BERWYN, Pa.--(BUSINESS WIRE)--Triumph Group, Inc. (“Triumph”) (NYSE:TGI) today announced the pricing of its previously announced offering of $500 million in aggregate principal amount of senior notes due 2025 (the “Notes”). The Notes will have an interest rate of 7.75% per annum and are being issued at a price equal to 100% of their face value. The Notes will be issued by Triumph and guaranteed on a full, joint and several basis by each of Triumph’s domestic restricted subsidiaries that is a borrower under any of the credit facilities or that guarantees any debt of Triumph or any of its domestic restricted subsidiaries under any credit facility, and in the future by any of the company's domestic restricted subsidiaries that are borrowers under any company credit facility or that guarantee any debt of Triumph or any of its restricted subsidiaries incurred under any credit facility. Triumph intends to use the net proceeds of the offering to repay amounts outstanding under its credit facilities and pay related fees and expenses. The offering is expected to close on August 17, 2017, subject to customary conditions to closing.

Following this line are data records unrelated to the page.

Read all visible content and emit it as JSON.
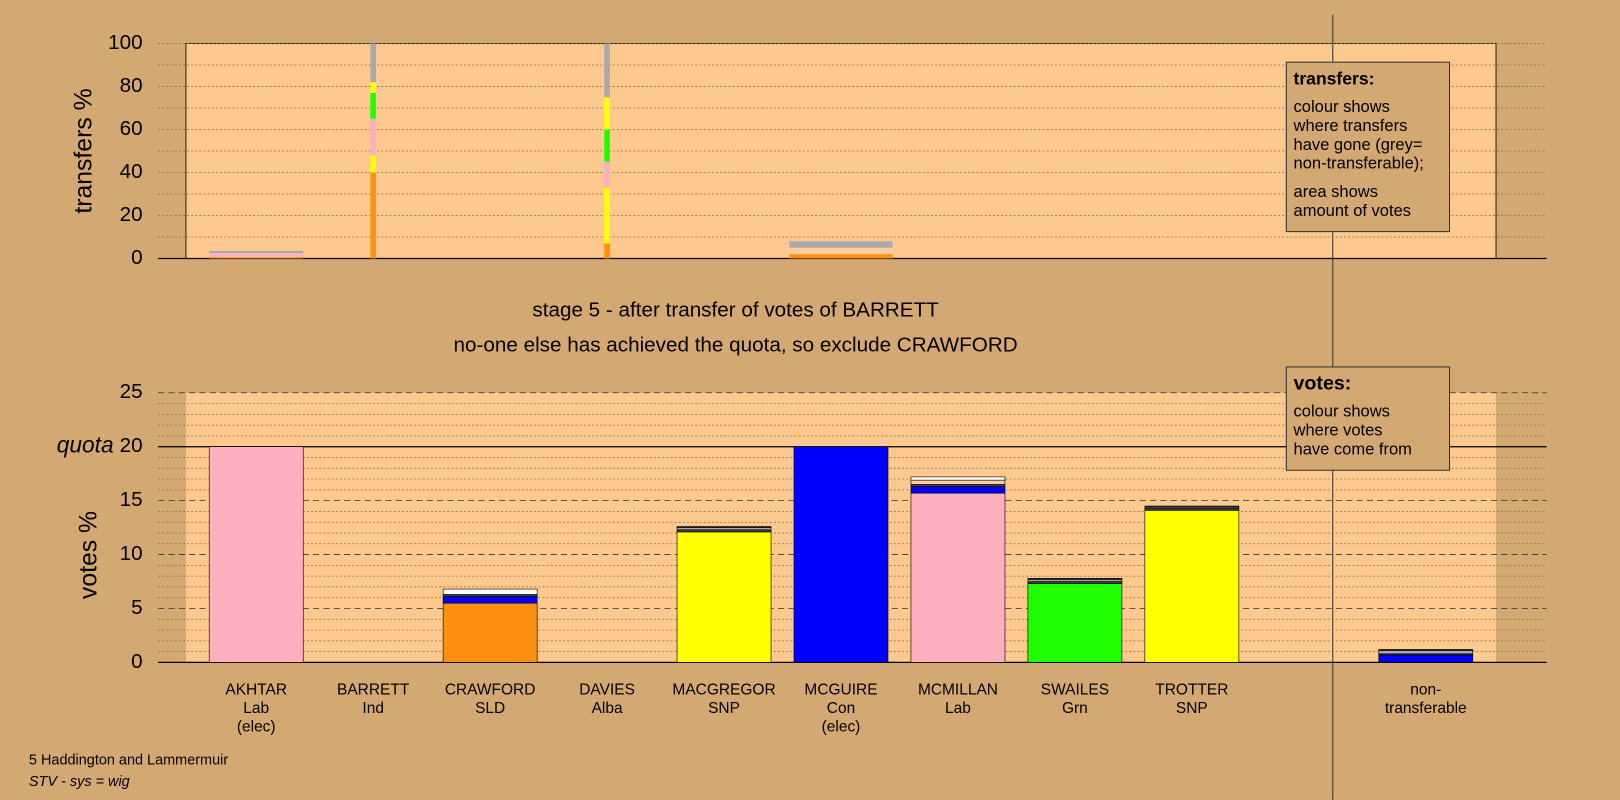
{
  "chart_data": {
    "type": "stv-stage",
    "title": "stage 5 - after transfer of votes of BARRETT",
    "subtitle": "no-one else has achieved the quota, so exclude CRAWFORD",
    "footer": [
      "5 Haddington and Lammermuir",
      "STV - sys = wig"
    ],
    "categories": [
      [
        "AKHTAR",
        "Lab",
        "(elec)"
      ],
      [
        "BARRETT",
        "Ind"
      ],
      [
        "CRAWFORD",
        "SLD"
      ],
      [
        "DAVIES",
        "Alba"
      ],
      [
        "MACGREGOR",
        "SNP"
      ],
      [
        "MCGUIRE",
        "Con",
        "(elec)"
      ],
      [
        "MCMILLAN",
        "Lab"
      ],
      [
        "SWAILES",
        "Grn"
      ],
      [
        "TROTTER",
        "SNP"
      ],
      null,
      [
        "non-",
        "transferable"
      ]
    ],
    "transfers": {
      "ylabel": "transfers %",
      "ylim": [
        0,
        100
      ],
      "yticks": [
        0,
        20,
        40,
        60,
        80,
        100
      ],
      "minor_step": 10,
      "widths": [
        1.0,
        0.06,
        null,
        0.06,
        null,
        1.1,
        null,
        null,
        null,
        null,
        null
      ],
      "stacks": [
        [
          {
            "color": "#ff9010",
            "value": 0.5
          },
          {
            "color": "#ffb0c0",
            "value": 2
          },
          {
            "color": "#aaaaaa",
            "value": 1
          }
        ],
        [
          {
            "color": "#ff9010",
            "value": 40
          },
          {
            "color": "#ffff00",
            "value": 8
          },
          {
            "color": "#ffb0c0",
            "value": 17
          },
          {
            "color": "#20ff00",
            "value": 12
          },
          {
            "color": "#ffff00",
            "value": 5
          },
          {
            "color": "#aaaaaa",
            "value": 18
          }
        ],
        [],
        [
          {
            "color": "#ff9010",
            "value": 7
          },
          {
            "color": "#ffff00",
            "value": 26
          },
          {
            "color": "#ffb0c0",
            "value": 12
          },
          {
            "color": "#20ff00",
            "value": 15
          },
          {
            "color": "#ffff00",
            "value": 15
          },
          {
            "color": "#aaaaaa",
            "value": 25
          }
        ],
        [],
        [
          {
            "color": "#ff9010",
            "value": 2
          },
          {
            "color": "#ffcca0",
            "value": 3
          },
          {
            "color": "#aaaaaa",
            "value": 3
          }
        ],
        [],
        [],
        [],
        [],
        []
      ],
      "legend": {
        "title": "transfers:",
        "lines": [
          "colour shows",
          "where transfers",
          "have gone (grey=",
          "non-transferable);",
          "area shows",
          "amount of votes"
        ]
      }
    },
    "votes": {
      "ylabel": "votes %",
      "ylim": [
        0,
        25
      ],
      "yticks": [
        0,
        5,
        10,
        15,
        20,
        25
      ],
      "minor_step": 1,
      "quota": {
        "value": 20,
        "label": "quota"
      },
      "stacks": [
        [
          {
            "color": "#ffb0c0",
            "value": 20
          }
        ],
        [],
        [
          {
            "color": "#ff9010",
            "value": 5.5
          },
          {
            "color": "#0000ff",
            "value": 0.6
          },
          {
            "color": "#404040",
            "value": 0.2
          },
          {
            "color": "#ffffff",
            "value": 0.5
          }
        ],
        [],
        [
          {
            "color": "#ffff00",
            "value": 12.1
          },
          {
            "color": "#404040",
            "value": 0.2
          },
          {
            "color": "#aaaaaa",
            "value": 0.2
          },
          {
            "color": "#404040",
            "value": 0.1
          }
        ],
        [
          {
            "color": "#0000ff",
            "value": 20
          }
        ],
        [
          {
            "color": "#ffb0c0",
            "value": 15.7
          },
          {
            "color": "#0000ff",
            "value": 0.6
          },
          {
            "color": "#404040",
            "value": 0.2
          },
          {
            "color": "#ffcca0",
            "value": 0.4
          },
          {
            "color": "#ffffff",
            "value": 0.3
          }
        ],
        [
          {
            "color": "#20ff00",
            "value": 7.3
          },
          {
            "color": "#404040",
            "value": 0.2
          },
          {
            "color": "#aaaaaa",
            "value": 0.2
          },
          {
            "color": "#404040",
            "value": 0.1
          }
        ],
        [
          {
            "color": "#ffff00",
            "value": 14.1
          },
          {
            "color": "#404040",
            "value": 0.2
          },
          {
            "color": "#aaaaaa",
            "value": 0.1
          },
          {
            "color": "#404040",
            "value": 0.1
          }
        ],
        [],
        [
          {
            "color": "#0000ff",
            "value": 0.7
          },
          {
            "color": "#404040",
            "value": 0.1
          },
          {
            "color": "#aaaaaa",
            "value": 0.3
          },
          {
            "color": "#404040",
            "value": 0.1
          }
        ]
      ],
      "legend": {
        "title": "votes:",
        "lines": [
          "colour shows",
          "where votes",
          "have come from"
        ]
      }
    }
  }
}
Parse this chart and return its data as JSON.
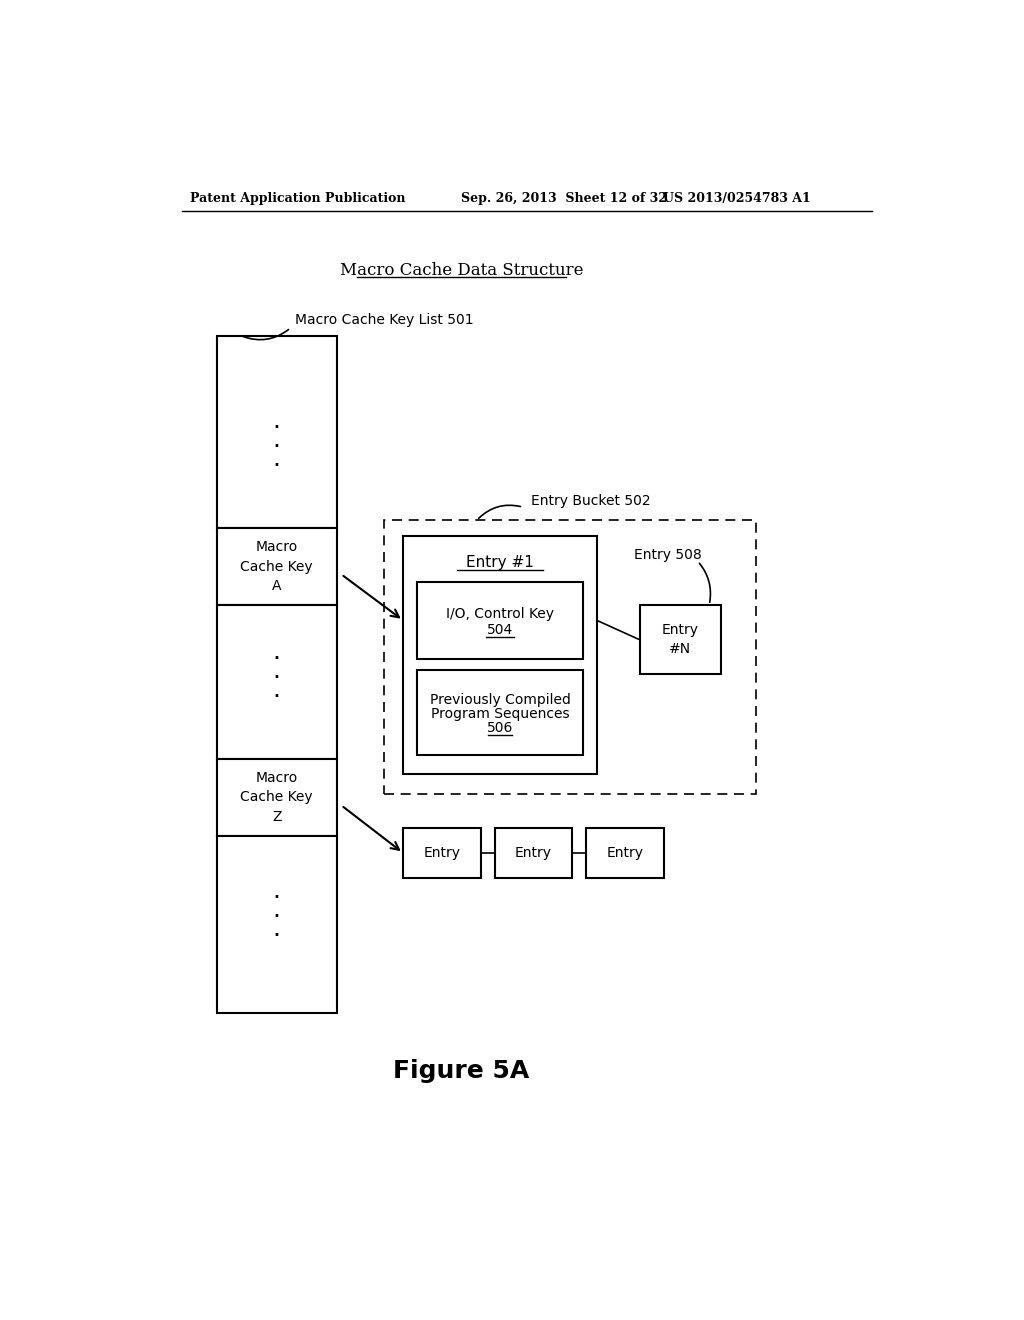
{
  "title": "Macro Cache Data Structure",
  "header_left": "Patent Application Publication",
  "header_mid": "Sep. 26, 2013  Sheet 12 of 32",
  "header_right": "US 2013/0254783 A1",
  "figure_label": "Figure 5A",
  "bg_color": "#ffffff",
  "text_color": "#000000",
  "key_list_label": "Macro Cache Key List 501",
  "entry_bucket_label": "Entry Bucket 502",
  "entry_508_label": "Entry 508",
  "key_a_label": "Macro\nCache Key\nA",
  "key_z_label": "Macro\nCache Key\nZ",
  "entry1_title": "Entry #1",
  "io_control_key_label": "I/O, Control Key\n504",
  "prog_seq_label": "Previously Compiled\nProgram Sequences\n506",
  "entry_n_label": "Entry\n#N",
  "entry_labels": [
    "Entry",
    "Entry",
    "Entry"
  ]
}
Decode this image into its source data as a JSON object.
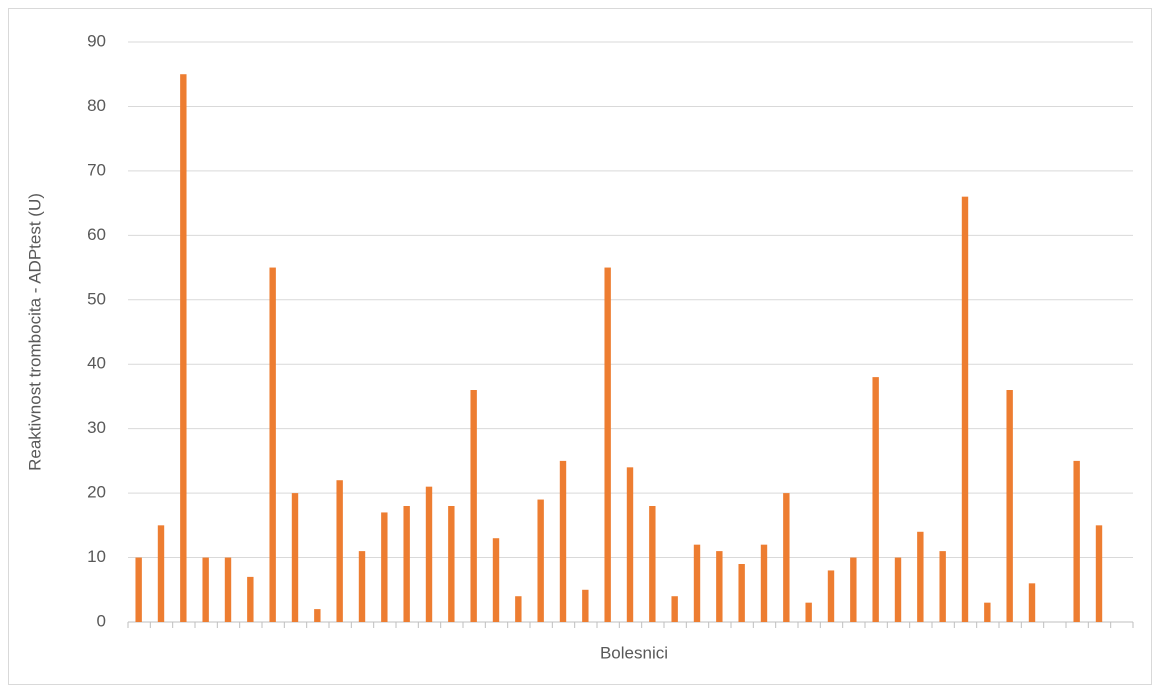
{
  "chart_data": {
    "type": "bar",
    "y_label": "Reaktivnost trombocita - ADPtest (U)",
    "x_label": "Bolesnici",
    "categories": [
      null,
      null,
      null,
      null,
      null,
      null,
      null,
      null,
      null,
      null,
      null,
      null,
      null,
      null,
      null,
      null,
      null,
      null,
      null,
      null,
      null,
      null,
      null,
      null,
      null,
      null,
      null,
      null,
      null,
      null,
      null,
      null,
      null,
      null,
      null,
      null,
      null,
      null,
      null,
      null,
      null,
      null,
      null,
      null,
      null
    ],
    "values": [
      10,
      15,
      85,
      10,
      10,
      7,
      55,
      20,
      2,
      22,
      11,
      17,
      18,
      21,
      18,
      36,
      13,
      4,
      19,
      25,
      5,
      55,
      24,
      18,
      4,
      12,
      11,
      9,
      12,
      20,
      3,
      8,
      10,
      38,
      10,
      14,
      11,
      66,
      3,
      36,
      6,
      null,
      25,
      15,
      null
    ],
    "color": "#ed7d31",
    "ylim": [
      0,
      90
    ],
    "yticks": [
      0,
      10,
      20,
      30,
      40,
      50,
      60,
      70,
      80,
      90
    ],
    "grid": true
  }
}
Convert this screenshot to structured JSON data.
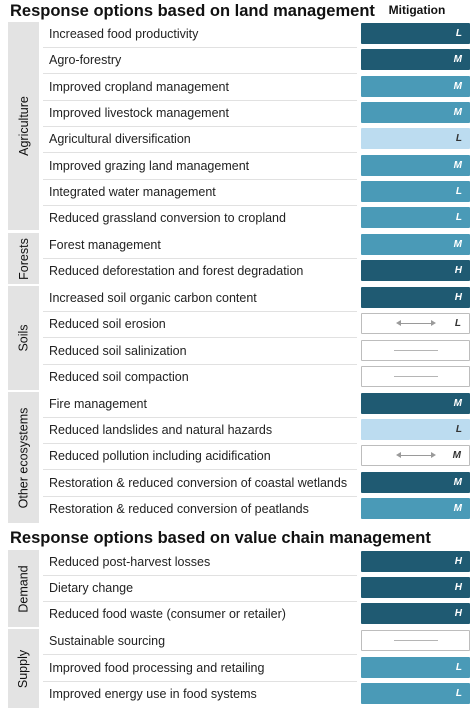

The Notes were offered in a private placement to qualified institutional buyers pursuant to Rule 144A and Regulation S under the Securities Act of 1933, as amended (the “Securities Act”), subject to market and other conditions. The Notes have not been registered under the Securities Act or state securities laws and may not be offered or sold in the United States absent registration or pursuant to an applicable exemption from the registration requirements of the Securities Act and any applicable state securities laws.